Observations Complement Traditional Sources of Information, Not Replace Them
At the start of this article, we discussed how relying solely on traditional sources of investment information will seldom lead to any hidden insights or opportunities because of their widespread availability and ease of access. To help counter this, one solution is to know how to make good observations.
Despite their effectiveness, observations can only uncover potential areas of interest that may be worth studying further or pursuing but are unable to reveal the entire picture. Observations alone can’t provide investors with all of the information they need to make a decision.
Because of their unique strengths and drawbacks, traditional sources of information and observations are not opposing elements, but are instead two sides of the same coin. Only when they’re used in conjunction can investors hope to gain a significant advantage when it comes to finding unique information and opportunities.
How these two elements work in practice is relatively simple: investors make observations to discover hidden or overlooked insights and inspiration, then turn to traditional sources of information to verify if their observations have any substance to them.

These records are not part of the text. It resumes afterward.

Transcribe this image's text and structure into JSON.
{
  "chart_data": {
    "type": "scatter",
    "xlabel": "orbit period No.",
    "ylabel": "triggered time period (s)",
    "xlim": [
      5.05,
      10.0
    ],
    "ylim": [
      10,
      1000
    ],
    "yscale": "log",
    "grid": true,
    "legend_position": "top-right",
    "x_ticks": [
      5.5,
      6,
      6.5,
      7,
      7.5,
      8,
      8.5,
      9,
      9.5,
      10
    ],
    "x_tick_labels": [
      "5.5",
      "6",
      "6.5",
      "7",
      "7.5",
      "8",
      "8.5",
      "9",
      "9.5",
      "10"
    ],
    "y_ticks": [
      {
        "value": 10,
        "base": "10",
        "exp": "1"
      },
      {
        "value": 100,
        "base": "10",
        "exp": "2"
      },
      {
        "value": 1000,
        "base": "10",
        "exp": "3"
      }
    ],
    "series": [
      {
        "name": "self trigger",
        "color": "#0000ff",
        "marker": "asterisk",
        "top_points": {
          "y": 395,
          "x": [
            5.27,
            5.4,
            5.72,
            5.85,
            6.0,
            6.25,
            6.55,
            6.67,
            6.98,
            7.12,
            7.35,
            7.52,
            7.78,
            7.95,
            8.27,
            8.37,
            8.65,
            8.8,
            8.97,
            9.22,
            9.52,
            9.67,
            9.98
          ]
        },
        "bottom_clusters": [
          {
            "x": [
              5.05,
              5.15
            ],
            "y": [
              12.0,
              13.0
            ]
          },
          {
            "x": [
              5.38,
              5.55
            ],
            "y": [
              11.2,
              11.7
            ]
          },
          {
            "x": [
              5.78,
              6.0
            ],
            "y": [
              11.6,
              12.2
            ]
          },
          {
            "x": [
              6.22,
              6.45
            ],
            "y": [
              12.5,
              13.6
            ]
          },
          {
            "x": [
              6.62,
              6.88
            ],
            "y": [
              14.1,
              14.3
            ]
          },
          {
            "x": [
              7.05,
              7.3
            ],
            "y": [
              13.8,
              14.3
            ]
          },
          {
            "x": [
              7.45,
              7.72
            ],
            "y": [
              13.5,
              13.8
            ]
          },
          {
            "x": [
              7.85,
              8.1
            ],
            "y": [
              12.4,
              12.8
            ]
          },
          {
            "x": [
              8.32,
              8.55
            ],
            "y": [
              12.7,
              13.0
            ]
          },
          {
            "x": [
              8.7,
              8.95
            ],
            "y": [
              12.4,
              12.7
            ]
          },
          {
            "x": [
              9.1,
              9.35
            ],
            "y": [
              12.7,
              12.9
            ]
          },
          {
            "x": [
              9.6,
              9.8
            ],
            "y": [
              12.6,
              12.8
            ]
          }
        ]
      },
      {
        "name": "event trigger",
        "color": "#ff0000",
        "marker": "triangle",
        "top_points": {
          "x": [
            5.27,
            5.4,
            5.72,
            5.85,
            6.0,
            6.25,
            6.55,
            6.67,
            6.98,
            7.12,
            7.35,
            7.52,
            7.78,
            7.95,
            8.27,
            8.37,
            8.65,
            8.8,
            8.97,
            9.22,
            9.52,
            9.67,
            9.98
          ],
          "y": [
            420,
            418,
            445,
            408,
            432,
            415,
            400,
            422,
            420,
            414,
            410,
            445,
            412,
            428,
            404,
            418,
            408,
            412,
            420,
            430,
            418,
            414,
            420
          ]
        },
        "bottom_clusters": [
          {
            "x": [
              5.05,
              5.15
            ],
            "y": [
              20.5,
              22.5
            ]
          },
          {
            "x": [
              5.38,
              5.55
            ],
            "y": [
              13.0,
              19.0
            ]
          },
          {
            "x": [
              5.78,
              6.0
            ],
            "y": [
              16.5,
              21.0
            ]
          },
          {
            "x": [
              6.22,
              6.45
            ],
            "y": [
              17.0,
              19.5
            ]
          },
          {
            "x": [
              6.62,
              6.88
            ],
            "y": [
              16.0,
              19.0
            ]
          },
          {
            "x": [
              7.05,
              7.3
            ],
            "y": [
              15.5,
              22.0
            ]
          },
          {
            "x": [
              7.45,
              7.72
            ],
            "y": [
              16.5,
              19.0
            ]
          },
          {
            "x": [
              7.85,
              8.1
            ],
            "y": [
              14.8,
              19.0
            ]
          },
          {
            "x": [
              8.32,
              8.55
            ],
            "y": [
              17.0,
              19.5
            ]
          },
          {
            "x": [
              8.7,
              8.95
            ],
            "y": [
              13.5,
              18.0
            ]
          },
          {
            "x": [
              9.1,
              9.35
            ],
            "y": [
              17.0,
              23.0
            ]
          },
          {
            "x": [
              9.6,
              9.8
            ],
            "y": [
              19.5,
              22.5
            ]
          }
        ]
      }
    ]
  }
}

Observations without anything backing them up are nothing more than speculations while adhering rigidly to traditional information sources will rarely lead to new ideas being discovered. But when used together, investors have a very powerful combination at their disposal.
Wrapping Up
Investors are always looking for information or opportunities that will put them ahead of everyone else, but finding something that others (or at least a few others) haven’t already picked up on is difficult. Instead of relying solely on the sources of information countless others are already using, investors can uncover unique information and opportunities by taking the time to make observations.
“Observations” can be made in various ways, whether it’s based on what investors experience in their daily lives, what they read or learn about, or what they hear from other people. In a way, there are no limits as to what investors can observe.
Despite their power, observations only serve as a preliminary form of research at best. Because of this, observations must be substantiated by traditional sources of information to discern if there is any credence to them or if they won’t lead to anything useful.